Beginning with Spring Integration 3.0, if a chain element is given an id attribute, the bean name for the element is a combination of the chain’s id and the id of the element itself. Elements without id attributes are not registered as beans, but each one is given a componentName that includes the chain id. Consider the following example:

<int:chain id="somethingChain" input-channel="input">
    <int:service-activator id="somethingService" ref="someService" method="someMethod"/>
    <int:object-to-json-transformer/>
</int:chain>

In the preceding example:

  • The <chain> root element has an id of 'somethingChain'. Consequently, the AbstractEndpoint implementation (PollingConsumer or EventDrivenConsumer, depending on the input-channel type) bean takes this value as its bean name.

  • The MessageHandlerChain bean acquires a bean alias ('somethingChain.handler'), which allows direct access to this bean from the BeanFactory.

  • The <service-activator> is not a fully fledged messaging endpoint (it is not a PollingConsumer or EventDrivenConsumer). It is a MessageHandler within the <chain>. In this case, the bean name registered with the BeanFactory is 'somethingChain$child.somethingService.handler'.

  • The componentName of this ServiceActivatingHandler takes the same value but without the '.handler' suffix.

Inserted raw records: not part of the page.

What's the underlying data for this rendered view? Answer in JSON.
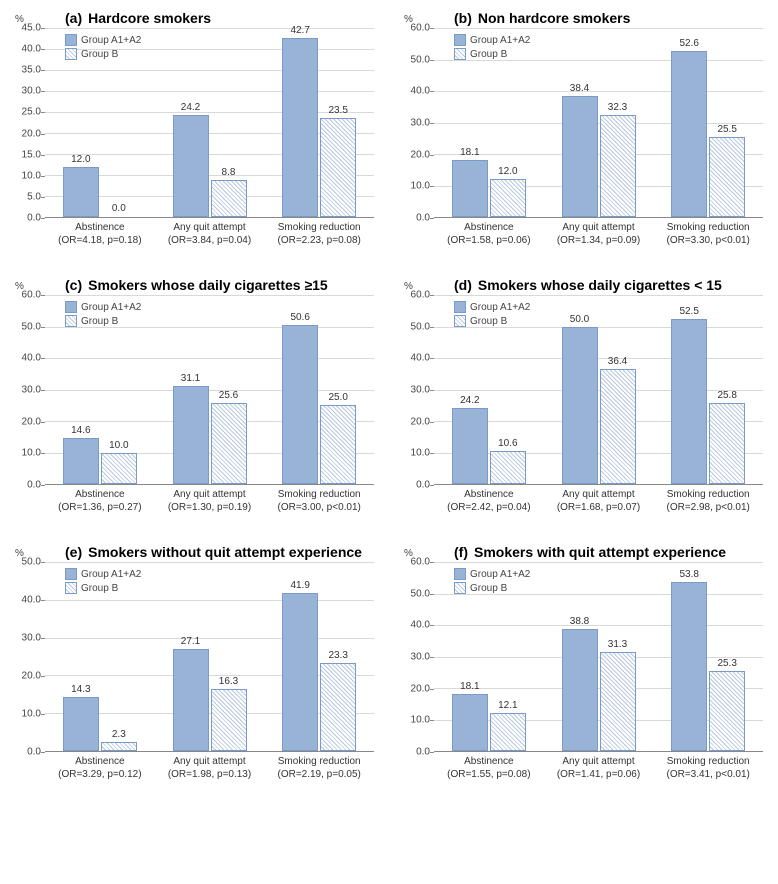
{
  "colors": {
    "bar_a": "#99b3d6",
    "bar_b_pattern_light": "#ffffff",
    "bar_b_pattern_dark": "#b8c9e0",
    "bar_border": "#7a9ac9",
    "gridline": "#d9d9d9",
    "axis": "#888888",
    "background": "#ffffff",
    "text": "#333333"
  },
  "legend": {
    "a": "Group A1+A2",
    "b": "Group B"
  },
  "y_unit": "%",
  "font_family": "Arial",
  "title_fontsize": 14,
  "tick_fontsize": 10,
  "value_label_fontsize": 10,
  "panels": [
    {
      "id": "a",
      "title_prefix": "(a)",
      "title": "Hardcore smokers",
      "ymax": 45,
      "ystep": 5,
      "categories": [
        {
          "name": "Abstinence",
          "stat": "(OR=4.18, p=0.18)",
          "a": 12.0,
          "b": 0.0
        },
        {
          "name": "Any quit attempt",
          "stat": "(OR=3.84, p=0.04)",
          "a": 24.2,
          "b": 8.8
        },
        {
          "name": "Smoking reduction",
          "stat": "(OR=2.23, p=0.08)",
          "a": 42.7,
          "b": 23.5
        }
      ]
    },
    {
      "id": "b",
      "title_prefix": "(b)",
      "title": "Non hardcore smokers",
      "ymax": 60,
      "ystep": 10,
      "categories": [
        {
          "name": "Abstinence",
          "stat": "(OR=1.58, p=0.06)",
          "a": 18.1,
          "b": 12.0
        },
        {
          "name": "Any quit attempt",
          "stat": "(OR=1.34, p=0.09)",
          "a": 38.4,
          "b": 32.3
        },
        {
          "name": "Smoking reduction",
          "stat": "(OR=3.30, p<0.01)",
          "a": 52.6,
          "b": 25.5
        }
      ]
    },
    {
      "id": "c",
      "title_prefix": "(c)",
      "title": "Smokers whose daily cigarettes ≥15",
      "ymax": 60,
      "ystep": 10,
      "categories": [
        {
          "name": "Abstinence",
          "stat": "(OR=1.36, p=0.27)",
          "a": 14.6,
          "b": 10.0
        },
        {
          "name": "Any quit attempt",
          "stat": "(OR=1.30, p=0.19)",
          "a": 31.1,
          "b": 25.6
        },
        {
          "name": "Smoking reduction",
          "stat": "(OR=3.00, p<0.01)",
          "a": 50.6,
          "b": 25.0
        }
      ]
    },
    {
      "id": "d",
      "title_prefix": "(d)",
      "title": "Smokers whose daily cigarettes < 15",
      "ymax": 60,
      "ystep": 10,
      "categories": [
        {
          "name": "Abstinence",
          "stat": "(OR=2.42, p=0.04)",
          "a": 24.2,
          "b": 10.6
        },
        {
          "name": "Any quit attempt",
          "stat": "(OR=1.68, p=0.07)",
          "a": 50.0,
          "b": 36.4
        },
        {
          "name": "Smoking reduction",
          "stat": "(OR=2.98, p<0.01)",
          "a": 52.5,
          "b": 25.8
        }
      ]
    },
    {
      "id": "e",
      "title_prefix": "(e)",
      "title": "Smokers without quit attempt  experience",
      "ymax": 50,
      "ystep": 10,
      "categories": [
        {
          "name": "Abstinence",
          "stat": "(OR=3.29, p=0.12)",
          "a": 14.3,
          "b": 2.3
        },
        {
          "name": "Any quit attempt",
          "stat": "(OR=1.98, p=0.13)",
          "a": 27.1,
          "b": 16.3
        },
        {
          "name": "Smoking reduction",
          "stat": "(OR=2.19, p=0.05)",
          "a": 41.9,
          "b": 23.3
        }
      ]
    },
    {
      "id": "f",
      "title_prefix": "(f)",
      "title": "Smokers with quit attempt experience",
      "ymax": 60,
      "ystep": 10,
      "categories": [
        {
          "name": "Abstinence",
          "stat": "(OR=1.55, p=0.08)",
          "a": 18.1,
          "b": 12.1
        },
        {
          "name": "Any quit attempt",
          "stat": "(OR=1.41, p=0.06)",
          "a": 38.8,
          "b": 31.3
        },
        {
          "name": "Smoking reduction",
          "stat": "(OR=3.41, p<0.01)",
          "a": 53.8,
          "b": 25.3
        }
      ]
    }
  ]
}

It becomes 'somethingChain$child.somethingService'.

  • The last <chain> sub-component, <object-to-json-transformer>, does not have an id attribute. Its componentName is based on its position in the <chain>. In this case, it is 'somethingChain$child#1'. (The final element of the name is the order within the chain, beginning with '#0'). Note, this transformer is not registered as a bean within the application context, so it does not get a beanName. However its componentName has a value that is useful for logging and other purposes.

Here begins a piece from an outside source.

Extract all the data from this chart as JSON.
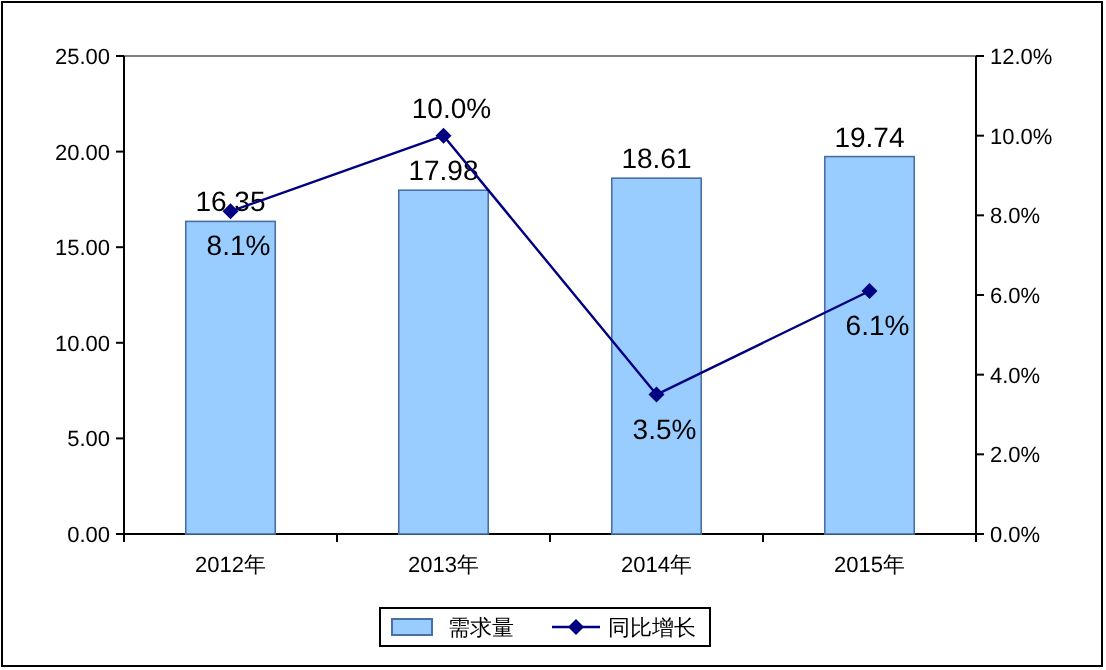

The id attribute for <chain> elements lets them be eligible for JMX export, and they are trackable in the message history. You can access them from the BeanFactory by using the appropriate bean name, as discussed earlier.

It is useful to provide an explicit id attribute on <chain> elements to simplify the identification of sub-components in logs and to provide access to them from the BeanFactory etc.

Calling a Chain from within a Chain

Sometimes, you need to make a nested call to another chain from within a chain and then come back and continue execution within the original chain. To accomplish this, you can use a messaging gateway by including a <gateway> element, as the following example shows:

<int:chain id="main-chain" input-channel="in" output-channel="out">
    <int:header-enricher>
      <int:header name="name" value="Many" />
    </int:header-enricher>
    <int:service-activator>
      <bean class="org.foo.SampleService" />
    </int:service-activator>
    <int:gateway request-channel="inputA"/>
</int:chain>

<int:chain id="nested-chain-a" input-channel="inputA">
    <int:header-enricher>
        <int:header name="name" value="Moe" />
    </int:header-enricher>
    <int:gateway request-channel="inputB"/>
    <int:service-activator>
        <bean class="org.foo.SampleService" />
    </int:service-activator>
</int:chain>

<int:chain id="nested-chain-b" input-channel="inputB">
    <int:header-enricher>
        <int:header name="name" value="Jack" />
    </int:header-enricher>
    <int:service-activator>
        <bean class="org.foo.SampleService" />
    </int:service-activator>
</int:chain>

In the preceding example, nested-chain-a is called at the end of main-chain processing by the 'gateway' element configured there. While in nested-chain-a, a call to a nested-chain-b is made after header enrichment. Then the flow comes back to finish execution in nested-chain-b. Finally, the flow returns to main-chain. When the nested version of a <gateway> element is defined in the chain, it does not require the service-interface attribute. Instead, it takes the message in its current state and places it on the channel defined in the request-channel attribute. When the downstream flow initiated by that gateway completes, a Message is returned to the gateway and continues its journey within the current chain.